Summary: Don’t retaliate against poor data quality by trying to over-organize the DIT. Try to attack the problem at its source.

Performance
Consider this scenario: A directory tree with 100,000 entries is rooted at dc=yourco,dc=com, with a Subtree named dc=sales,dc=yourco,dc=com. Lets further stipulate that the sales team is small, so there are only 100 entries in dc=sales,dc=yourco,dc=com. Now you execute a search to resolve a user by uid – (uid=sjlombardo), once with the searchbase rooted at dc=yourco,dc=com, the next time at dc=sales,dc=yourco,dc=com. Which will return faster?

It is a common misunderstanding that is more efficient to execute a search on a limited branch of a directory, even given the same filter criteria. In fact, with most directory servers on the market this is not true. For performance purposes a directory will evaluate indexes first, which makes performance between the two searches nearly identical. Furthermore many backend database formats are non-hierarchical, so the database is unable to optimize for branch point. Therefore, in 90% + of cases, introducing a branch point to optimize search performance is practically useless.

In short, unless you really know what you’re doing and have executed a fair amount of testing, you shouldn’t introduce branch points for the sake of performance.

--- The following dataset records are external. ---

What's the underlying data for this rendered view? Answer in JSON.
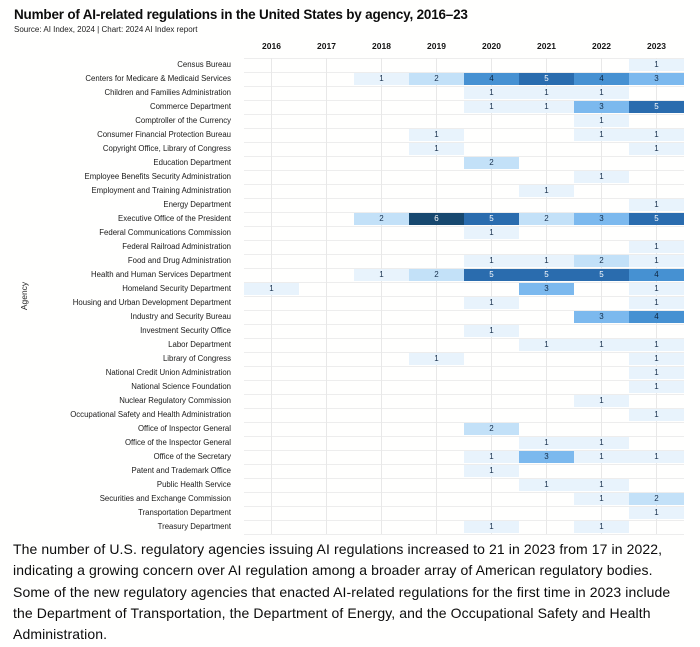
{
  "header": {
    "title": "Number of AI-related regulations in the United States by agency, 2016–23",
    "source": "Source: AI Index, 2024 | Chart: 2024 AI Index report"
  },
  "chart_data": {
    "type": "heatmap",
    "title": "Number of AI-related regulations in the United States by agency, 2016–23",
    "x": [
      "2016",
      "2017",
      "2018",
      "2019",
      "2020",
      "2021",
      "2022",
      "2023"
    ],
    "xlabel": "",
    "ylabel": "Agency",
    "legend": "none",
    "grid": "on",
    "value_colors": {
      "1": "#e8f3fc",
      "2": "#c3e1f8",
      "3": "#7cb9ee",
      "4": "#4691d2",
      "5": "#2a6cae",
      "6": "#17486f"
    },
    "value_text_colors": {
      "1": "#17304d",
      "2": "#17304d",
      "3": "#122c49",
      "4": "#0d2540",
      "5": "#ffffff",
      "6": "#ffffff"
    },
    "rows": [
      {
        "agency": "Census Bureau",
        "values": [
          null,
          null,
          null,
          null,
          null,
          null,
          null,
          1
        ]
      },
      {
        "agency": "Centers for Medicare & Medicaid Services",
        "values": [
          null,
          null,
          1,
          2,
          4,
          5,
          4,
          3
        ]
      },
      {
        "agency": "Children and Families Administration",
        "values": [
          null,
          null,
          null,
          null,
          1,
          1,
          1,
          null
        ]
      },
      {
        "agency": "Commerce Department",
        "values": [
          null,
          null,
          null,
          null,
          1,
          1,
          3,
          5
        ]
      },
      {
        "agency": "Comptroller of the Currency",
        "values": [
          null,
          null,
          null,
          null,
          null,
          null,
          1,
          null
        ]
      },
      {
        "agency": "Consumer Financial Protection Bureau",
        "values": [
          null,
          null,
          null,
          1,
          null,
          null,
          1,
          1
        ]
      },
      {
        "agency": "Copyright Office, Library of Congress",
        "values": [
          null,
          null,
          null,
          1,
          null,
          null,
          null,
          1
        ]
      },
      {
        "agency": "Education Department",
        "values": [
          null,
          null,
          null,
          null,
          2,
          null,
          null,
          null
        ]
      },
      {
        "agency": "Employee Benefits Security Administration",
        "values": [
          null,
          null,
          null,
          null,
          null,
          null,
          1,
          null
        ]
      },
      {
        "agency": "Employment and Training Administration",
        "values": [
          null,
          null,
          null,
          null,
          null,
          1,
          null,
          null
        ]
      },
      {
        "agency": "Energy Department",
        "values": [
          null,
          null,
          null,
          null,
          null,
          null,
          null,
          1
        ]
      },
      {
        "agency": "Executive Office of the President",
        "values": [
          null,
          null,
          2,
          6,
          5,
          2,
          3,
          5
        ]
      },
      {
        "agency": "Federal Communications Commission",
        "values": [
          null,
          null,
          null,
          null,
          1,
          null,
          null,
          null
        ]
      },
      {
        "agency": "Federal Railroad Administration",
        "values": [
          null,
          null,
          null,
          null,
          null,
          null,
          null,
          1
        ]
      },
      {
        "agency": "Food and Drug Administration",
        "values": [
          null,
          null,
          null,
          null,
          1,
          1,
          2,
          1
        ]
      },
      {
        "agency": "Health and Human Services Department",
        "values": [
          null,
          null,
          1,
          2,
          5,
          5,
          5,
          4
        ]
      },
      {
        "agency": "Homeland Security Department",
        "values": [
          1,
          null,
          null,
          null,
          null,
          3,
          null,
          1
        ]
      },
      {
        "agency": "Housing and Urban Development Department",
        "values": [
          null,
          null,
          null,
          null,
          1,
          null,
          null,
          1
        ]
      },
      {
        "agency": "Industry and Security Bureau",
        "values": [
          null,
          null,
          null,
          null,
          null,
          null,
          3,
          4
        ]
      },
      {
        "agency": "Investment Security Office",
        "values": [
          null,
          null,
          null,
          null,
          1,
          null,
          null,
          null
        ]
      },
      {
        "agency": "Labor Department",
        "values": [
          null,
          null,
          null,
          null,
          null,
          1,
          1,
          1
        ]
      },
      {
        "agency": "Library of Congress",
        "values": [
          null,
          null,
          null,
          1,
          null,
          null,
          null,
          1
        ]
      },
      {
        "agency": "National Credit Union Administration",
        "values": [
          null,
          null,
          null,
          null,
          null,
          null,
          null,
          1
        ]
      },
      {
        "agency": "National Science Foundation",
        "values": [
          null,
          null,
          null,
          null,
          null,
          null,
          null,
          1
        ]
      },
      {
        "agency": "Nuclear Regulatory Commission",
        "values": [
          null,
          null,
          null,
          null,
          null,
          null,
          1,
          null
        ]
      },
      {
        "agency": "Occupational Safety and Health Administration",
        "values": [
          null,
          null,
          null,
          null,
          null,
          null,
          null,
          1
        ]
      },
      {
        "agency": "Office of Inspector General",
        "values": [
          null,
          null,
          null,
          null,
          2,
          null,
          null,
          null
        ]
      },
      {
        "agency": "Office of the Inspector General",
        "values": [
          null,
          null,
          null,
          null,
          null,
          1,
          1,
          null
        ]
      },
      {
        "agency": "Office of the Secretary",
        "values": [
          null,
          null,
          null,
          null,
          1,
          3,
          1,
          1
        ]
      },
      {
        "agency": "Patent and Trademark Office",
        "values": [
          null,
          null,
          null,
          null,
          1,
          null,
          null,
          null
        ]
      },
      {
        "agency": "Public Health Service",
        "values": [
          null,
          null,
          null,
          null,
          null,
          1,
          1,
          null
        ]
      },
      {
        "agency": "Securities and Exchange Commission",
        "values": [
          null,
          null,
          null,
          null,
          null,
          null,
          1,
          2
        ]
      },
      {
        "agency": "Transportation Department",
        "values": [
          null,
          null,
          null,
          null,
          null,
          null,
          null,
          1
        ]
      },
      {
        "agency": "Treasury Department",
        "values": [
          null,
          null,
          null,
          null,
          1,
          null,
          1,
          null
        ]
      }
    ]
  },
  "footer": {
    "summary": "The number of U.S. regulatory agencies issuing AI regulations increased to 21 in 2023 from 17 in 2022, indicating a growing concern over AI regulation among a broader array of American regulatory bodies. Some of the new regulatory agencies that enacted AI-related regulations for the first time in 2023 include the Department of Transportation, the Department of Energy, and the Occupational Safety and Health Administration."
  }
}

Earlier, this post alluded to the fact that there was no clear favorite. Despite this statement, if you judiciously apply the criteria described herein, you will often end up with a DIT employing a fairly small set of branch points. That said, there are perfectly legitimate examples of heavily branched directories. This is, after all, one of the most important features of the LDAP model: it is flexible enough to meet highly varied requirements.